Elon Musk has launched a push to hire more moderators at X as the social media site grapples with a flood of explicit fake images of pop star Taylor Swift.

The company said it would hire 100 employees to tackle child abuse online, having cut thousands of staff since Mr Musk’s takeover in 2022.

X’s chief executive Linda Yaccarino, said the company would set up a new Trust and Safety Centre of Excellence in Austin, Texas, to take down illegal posts.

The announcement comes as X, formerly known as Twitter, scrambles to prevent the spread of sexually explicit false images of Ms Swift circulating on its platform.

On Monday, the company blocked all searches for “Taylor Swift” in an effort to stop people uncovering the deepfake images, which were created with artificial intelligence. It said last week it was “actively removing all identified images”.

Since his takeover of X, Mr Musk has cut the company’s headcount by more than 80pc and faced criticism for sacking members of its moderation and safety teams.

Linda Yaccarino,

Chief executive Linda Yaccarino said X will set up a new Trust and Safety Centre of Excellence to tackle illegal posts

Plans to hire more moderators come as Ms Yaccarino, who was appointed by Mr Musk to lead X last year, prepares to join other social media bosses at a US senate hearing this week.
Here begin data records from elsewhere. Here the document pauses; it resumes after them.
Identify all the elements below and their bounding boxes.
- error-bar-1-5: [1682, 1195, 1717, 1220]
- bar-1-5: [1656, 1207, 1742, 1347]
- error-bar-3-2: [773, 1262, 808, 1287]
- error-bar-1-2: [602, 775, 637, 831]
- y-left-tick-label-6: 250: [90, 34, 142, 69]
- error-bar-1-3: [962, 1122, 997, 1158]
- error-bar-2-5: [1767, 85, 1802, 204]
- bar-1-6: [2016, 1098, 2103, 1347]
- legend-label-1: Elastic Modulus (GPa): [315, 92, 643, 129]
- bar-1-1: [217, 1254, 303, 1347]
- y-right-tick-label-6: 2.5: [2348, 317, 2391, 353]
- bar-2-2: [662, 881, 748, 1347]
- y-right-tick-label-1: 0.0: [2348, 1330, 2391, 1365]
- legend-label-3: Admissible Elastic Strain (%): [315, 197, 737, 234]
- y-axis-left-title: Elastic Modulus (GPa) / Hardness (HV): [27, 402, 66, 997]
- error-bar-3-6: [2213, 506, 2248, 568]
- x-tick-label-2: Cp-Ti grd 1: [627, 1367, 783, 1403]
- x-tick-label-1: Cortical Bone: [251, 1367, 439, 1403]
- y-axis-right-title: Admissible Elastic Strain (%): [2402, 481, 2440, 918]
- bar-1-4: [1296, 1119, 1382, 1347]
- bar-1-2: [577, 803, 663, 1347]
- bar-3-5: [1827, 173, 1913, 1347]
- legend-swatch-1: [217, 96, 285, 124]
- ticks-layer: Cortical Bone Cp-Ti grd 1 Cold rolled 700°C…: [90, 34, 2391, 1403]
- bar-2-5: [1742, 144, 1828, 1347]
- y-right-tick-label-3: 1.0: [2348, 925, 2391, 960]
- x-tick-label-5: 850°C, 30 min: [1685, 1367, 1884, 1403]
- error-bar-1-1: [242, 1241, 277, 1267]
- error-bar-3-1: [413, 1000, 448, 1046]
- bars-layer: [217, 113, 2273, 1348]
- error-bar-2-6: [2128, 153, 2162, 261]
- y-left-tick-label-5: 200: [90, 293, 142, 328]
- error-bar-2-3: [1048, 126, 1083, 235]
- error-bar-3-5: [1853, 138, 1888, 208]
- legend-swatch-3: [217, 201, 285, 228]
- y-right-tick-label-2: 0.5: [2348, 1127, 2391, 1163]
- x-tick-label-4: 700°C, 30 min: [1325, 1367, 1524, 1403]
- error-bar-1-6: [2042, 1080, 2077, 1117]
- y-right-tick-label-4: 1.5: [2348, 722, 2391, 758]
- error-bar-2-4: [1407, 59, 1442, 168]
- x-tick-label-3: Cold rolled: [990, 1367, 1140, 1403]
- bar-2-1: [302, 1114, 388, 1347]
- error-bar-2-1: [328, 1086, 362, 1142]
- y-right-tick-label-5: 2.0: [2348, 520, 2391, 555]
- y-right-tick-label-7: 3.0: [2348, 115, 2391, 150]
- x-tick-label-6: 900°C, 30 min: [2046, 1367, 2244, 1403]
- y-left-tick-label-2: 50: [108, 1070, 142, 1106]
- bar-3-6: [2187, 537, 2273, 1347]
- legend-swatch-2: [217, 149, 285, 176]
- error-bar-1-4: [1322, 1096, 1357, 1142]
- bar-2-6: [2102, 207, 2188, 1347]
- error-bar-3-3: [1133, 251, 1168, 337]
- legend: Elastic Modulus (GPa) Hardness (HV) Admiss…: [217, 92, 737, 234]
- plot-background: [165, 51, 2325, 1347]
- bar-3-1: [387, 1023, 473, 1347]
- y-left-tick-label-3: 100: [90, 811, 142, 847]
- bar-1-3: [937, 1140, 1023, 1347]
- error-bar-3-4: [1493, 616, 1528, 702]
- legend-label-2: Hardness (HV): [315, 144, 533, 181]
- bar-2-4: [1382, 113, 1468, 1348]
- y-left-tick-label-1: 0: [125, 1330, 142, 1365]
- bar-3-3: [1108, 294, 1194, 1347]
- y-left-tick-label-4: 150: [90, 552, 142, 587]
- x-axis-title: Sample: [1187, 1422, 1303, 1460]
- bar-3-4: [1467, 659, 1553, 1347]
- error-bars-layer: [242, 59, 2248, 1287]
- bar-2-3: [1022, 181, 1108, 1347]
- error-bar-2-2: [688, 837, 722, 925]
Bosses will be questioned over their efforts to tackle online predators.

Ms Yaccarino said: “In 2023, we made clear that our top priority was tackling [child sexual exploitation] online… we are now taking action on users that distribute this content”.

Joe Benarroch, the company’s head of operations, told Bloomberg this would include hiring 100 full time staff to take down child abuse posts and the criminals who spread them.

Ms Yaccarino said X had automated parts of its child abuse reporting system, leading it to take down more suspected illegal content than before Mr Musk’s takeover.

She said X had removed 12.4 million accounts for violating its child abuse policies, up from 2.3 million in 2022. The company also sent reports on 850,000 posts to a US agency for missing and exploited children in 2023, eight times the number it flagged a year earlier.

On Wednesday, US social media bosses will be grilled by senators over their efforts to tackle the spread of child sexual abuse material online. Ms Yaccarino will appear alongside Facebook founder Mark Zuckerberg, as well as executives from TikTok, Snapchat and Discord.

Announcing the hearing in November, Democratic senator Dick Durbin and Republican senator Lindsey Graham said: “We’ve known from the beginning that our efforts to protect children online would be met with hesitation from Big Tech. They finally are being forced to acknowledge their failures when it comes to protecting kids.”